The luminescent signal intensity is a reflection of the total peptidase activity: that of the proteasome and any nonspecific peptidase present in the extract that might cleave the peptide from the aminoluciferin. To calculate proteasome activity, two measurements were made: one with the addition of the irreversible and specific proteasome inhibitor, adamantane-acetyl-(6-aminohexanoyl)3-(leucinyl)3-vinyl-(methyl)-sulfone, and one without inhibitor. Proteasome activity was calculated by subtracting the values obtained from the assays with inhibitor (background) from the total activity (no inhibitor). Proteasomal activity across different extracts was normalized to the amount of proteasome present in the extracts using the immunoblots performed earlier.

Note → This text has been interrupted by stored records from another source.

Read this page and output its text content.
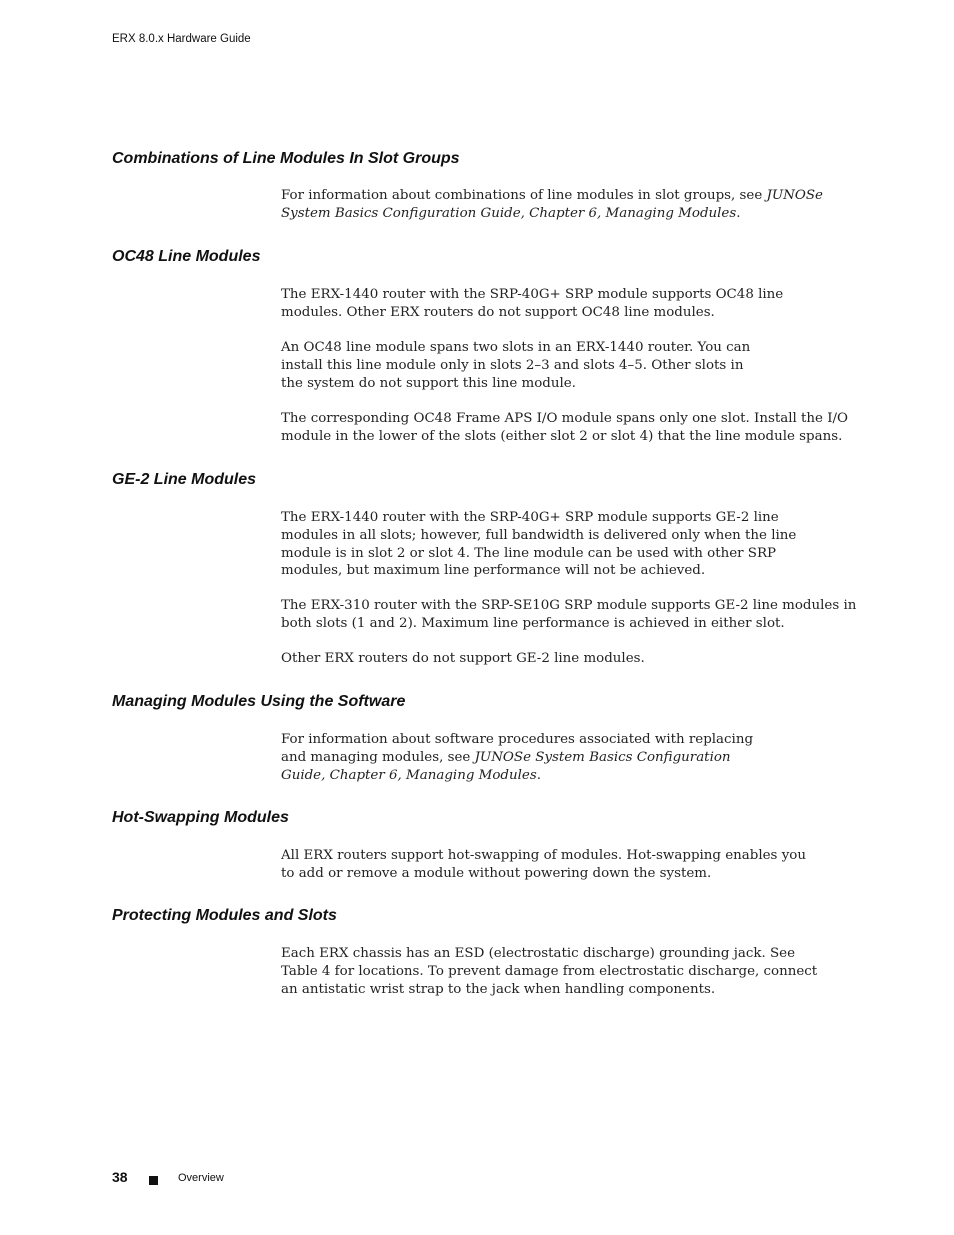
ERX 8.0.x Hardware Guide
Combinations of Line Modules In Slot Groups

For information about combinations of line modules in slot groups, see JUNOSe
System Basics Configuration Guide, Chapter 6, Managing Modules.

OC48 Line Modules

The ERX-1440 router with the SRP-40G+ SRP module supports OC48 line
modules. Other ERX routers do not support OC48 line modules.

An OC48 line module spans two slots in an ERX-1440 router. You can
install this line module only in slots 2–3 and slots 4–5. Other slots in
the system do not support this line module.

The corresponding OC48 Frame APS I/O module spans only one slot. Install the I/O
module in the lower of the slots (either slot 2 or slot 4) that the line module spans.

GE-2 Line Modules

The ERX-1440 router with the SRP-40G+ SRP module supports GE-2 line
modules in all slots; however, full bandwidth is delivered only when the line
module is in slot 2 or slot 4. The line module can be used with other SRP
modules, but maximum line performance will not be achieved.

The ERX-310 router with the SRP-SE10G SRP module supports GE-2 line modules in
both slots (1 and 2). Maximum line performance is achieved in either slot.

Other ERX routers do not support GE-2 line modules.

Managing Modules Using the Software

For information about software procedures associated with replacing
and managing modules, see JUNOSe System Basics Configuration
Guide, Chapter 6, Managing Modules.

Hot-Swapping Modules

All ERX routers support hot-swapping of modules. Hot-swapping enables you
to add or remove a module without powering down the system.

Protecting Modules and Slots

Each ERX chassis has an ESD (electrostatic discharge) grounding jack. See
Table 4 for locations. To prevent damage from electrostatic discharge, connect
an antistatic wrist strap to the jack when handling components.

38	Overview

Considerations and Results
Several factors were critical for achieving a sensitive and reliable assay. The authors noted that even one cycle of freezing extracts at –80°C dramatically reduced proteasomal activity. Also, the amount of extract used affected signal intensity and stability and had to be optimized for this experimental system. Analysis of at least two mice was required to obtain reliable results with acceptable standard deviations.

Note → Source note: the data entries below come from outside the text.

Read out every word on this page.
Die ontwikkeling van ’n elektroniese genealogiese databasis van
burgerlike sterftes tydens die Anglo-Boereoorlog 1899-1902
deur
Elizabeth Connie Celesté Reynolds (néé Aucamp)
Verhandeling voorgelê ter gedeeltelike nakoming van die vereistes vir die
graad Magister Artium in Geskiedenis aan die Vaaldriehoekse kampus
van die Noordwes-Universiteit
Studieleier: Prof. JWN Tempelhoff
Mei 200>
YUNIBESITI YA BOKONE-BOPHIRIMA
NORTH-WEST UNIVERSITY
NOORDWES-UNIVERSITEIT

The Proteasome-Glo™ Cell-Based Assays are designed to minimize the release of lysosomal proteases that can produce nonspecific background signal; however, with tissue extracts, lysosomal proteases are difficult to avoid particularly when sonicating samples. The authors use a proteasome-specific inhibitor to ensure specificity of the signal. Accounting for the nonspecific activity and normalizing to the total amount of proteasome in these extracts were essential steps for adapting these assays for use with tissue extracts. Once the assay was optimized for mouse skeletal muscle, the authors demonstrated that proteasome activity differs for different muscles within the same “normal” animal. They also showed that proteasome activity decreases with age.